Hiking trail in Pennsylvania, United States

The Elk Trail is a 15.6 mi hiking trail in Elk State Forest in north-central Pennsylvania. Most of the trail is in Elk County, with about one-half of a mile straying across the border into Cameron County. The route mostly follows old gravel roads, with some newer footpath connectors, and the route was selected to increase the hiker's chance of seeing the region's resident elk population. The trail shares parts of its route with several mountain biking and equestrian trails. The trail is known for passing old resource extraction sites while encountering very few signs of modern civilization.
==History and route==
The Elk Trail was developed in the 1990s as part of a tourism-oriented effort to increase awareness of the area's resident elk population. That animal is native to central Pennsylvania but went locally extinct in the 1850s. Some individuals were imported by train from Yellowstone National Park in 1912 to reestablish a local population. That population almost went locally extinct again in the 1950s due to over-hunting, but new management practices instituted by Pennsylvania officials enabled the region's elk to reach stable levels by the 1990s, after which visitors were invited to use trails and viewing areas to see the creatures in their natural habitat.

The western trailhead for the Elk Trail is found at the end of a dirt road on the north side of Benezette, near Trout Run. The trail proceeds northbound and follows Trout Run briefly then turns inland. At 1.1 miles it joins an old forestry road that rises to the top of the Allegheny Plateau and passes through several reclaimed strip mines that have been planted with grass to attract elk. At 4.3 miles the trail joins a footpath that descends into a hollow formed by Little Dents Run, then climbs over an intervening ridge and descends again to a crossing of Dents Run.

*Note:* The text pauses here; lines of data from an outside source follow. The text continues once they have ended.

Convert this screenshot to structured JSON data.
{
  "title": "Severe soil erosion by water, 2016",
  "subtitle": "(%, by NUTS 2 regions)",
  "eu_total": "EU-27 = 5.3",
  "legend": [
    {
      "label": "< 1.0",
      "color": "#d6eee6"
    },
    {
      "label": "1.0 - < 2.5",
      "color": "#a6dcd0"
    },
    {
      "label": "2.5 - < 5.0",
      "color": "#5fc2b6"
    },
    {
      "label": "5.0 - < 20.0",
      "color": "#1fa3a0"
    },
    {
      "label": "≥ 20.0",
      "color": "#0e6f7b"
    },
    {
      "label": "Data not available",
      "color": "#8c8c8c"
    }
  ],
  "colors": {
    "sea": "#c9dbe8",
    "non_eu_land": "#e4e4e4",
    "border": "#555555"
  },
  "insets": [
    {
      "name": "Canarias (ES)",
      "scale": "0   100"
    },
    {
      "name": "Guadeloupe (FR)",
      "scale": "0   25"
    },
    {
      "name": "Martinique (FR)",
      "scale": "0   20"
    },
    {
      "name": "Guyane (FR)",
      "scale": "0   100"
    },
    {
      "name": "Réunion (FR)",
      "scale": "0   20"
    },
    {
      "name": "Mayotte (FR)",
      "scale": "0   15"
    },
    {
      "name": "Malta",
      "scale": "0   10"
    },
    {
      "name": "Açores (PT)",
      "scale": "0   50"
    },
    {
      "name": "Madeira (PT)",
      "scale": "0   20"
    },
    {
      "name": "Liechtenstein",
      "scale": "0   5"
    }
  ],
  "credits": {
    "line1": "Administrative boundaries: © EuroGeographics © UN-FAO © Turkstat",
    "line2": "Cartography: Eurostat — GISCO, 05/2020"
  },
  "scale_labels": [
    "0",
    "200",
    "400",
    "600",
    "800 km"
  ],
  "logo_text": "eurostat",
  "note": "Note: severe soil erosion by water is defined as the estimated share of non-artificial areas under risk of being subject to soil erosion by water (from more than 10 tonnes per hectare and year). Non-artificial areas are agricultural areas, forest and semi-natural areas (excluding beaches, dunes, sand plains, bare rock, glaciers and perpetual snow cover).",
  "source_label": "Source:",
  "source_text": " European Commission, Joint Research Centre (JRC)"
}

Now trending to the northeast, the trail rises again and stays at the top of the plateau for most of the rest of its distance, passing several meadows and old natural gas drilling sites, often on overgrown old access roads and one former logging railroad grade. In its middle segments, the trail trends first to the northeast and then to the southeast. At 14.6 miles the trail turns south into Little Bear Hollow (known as simply Bear Hollow downhill), following some footpaths and another old railroad grade steeply downhill parallel to Little Bear Run. At 15.6 miles the trail ends at a parking lot on the unpaved Dents Run Road, about two miles west of the village of Dents Run.